Our purpose, in initiating the expansion process in the manner we did, was not only to explore the possibility of admitting new members to the NHL but also, at the outset, to set realistic guideposts to distinguish between bona fide expressions of interest (i.e., those which have at least substantial ownership capabilities and an arena or the realistic possibility of an arena) from those indications of potential interest which were, at best, merely hopes or aspirations. Apparently, only Mr. (Bill) Foley and Quebecor have the confidence in their ability to secure an arena and suitable ownership capability to move forward with this process.

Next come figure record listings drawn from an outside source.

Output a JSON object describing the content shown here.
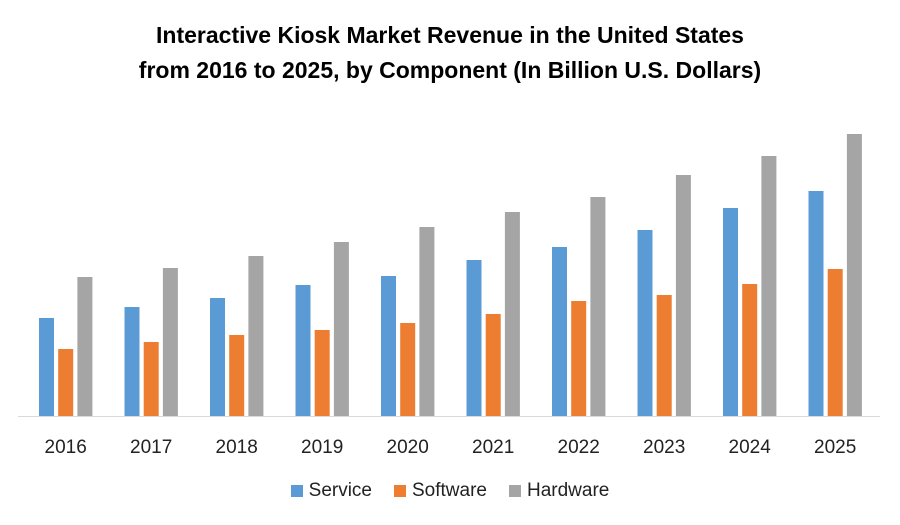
{
  "chart_data": {
    "type": "bar",
    "title_line1": "Interactive Kiosk Market Revenue in the United States",
    "title_line2": "from 2016 to 2025, by Component (In Billion U.S. Dollars)",
    "categories": [
      "2016",
      "2017",
      "2018",
      "2019",
      "2020",
      "2021",
      "2022",
      "2023",
      "2024",
      "2025"
    ],
    "series": [
      {
        "name": "Service",
        "color": "#5b9bd5",
        "values": [
          9.8,
          10.9,
          11.8,
          13.1,
          14.0,
          15.6,
          16.9,
          18.6,
          20.8,
          22.5
        ]
      },
      {
        "name": "Software",
        "color": "#ed7d31",
        "values": [
          6.7,
          7.4,
          8.1,
          8.6,
          9.3,
          10.2,
          11.5,
          12.1,
          13.2,
          14.7
        ]
      },
      {
        "name": "Hardware",
        "color": "#a5a5a5",
        "values": [
          13.9,
          14.8,
          16.0,
          17.4,
          18.9,
          20.4,
          21.9,
          24.1,
          26.0,
          28.2
        ]
      }
    ],
    "xlabel": "",
    "ylabel": "",
    "ylim": [
      0,
      30
    ],
    "grid": false,
    "legend_position": "bottom"
  }
}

The reception of just two applications has to be a disappointment to the league as a whole, but what’s more disappointing may be that only one city in the west applied. The league wants to maintain a balance without having to realign once again, and if both Las Vegas and Quebec City join the league, it would be a 17-15 conference alignment as it stands. That being said, again, a relocation of a team could happen, but that’s banking on something that is nowhere even close to becoming a reality. Besides, no other talk of teams in different markets will happen until this process finishes.

The next step in the three-part application process involves more document submission and review around August 10. The final phase of expansion application submissions are due September 4. After all phases are completed, the proposals will be presented to the NHL’s Board of Governors just before the start of the season in late September.

When it comes to arenas, Quebec City has the Videotron Centre, which just finished construction and will host a preseason game between the Montreal Canadiens and Pittsburgh Penguins in September;Las Vegas’ new arena is located directly on the strip, and will open in the spring of 2016. Should both teams be approved for expansion, it would be for the 2017-18 season, at the earliest, according to comments from deputy commissioner Bill Daly in June.

The league did announce that no future comments on the process will be made unless something worth announcing comes along.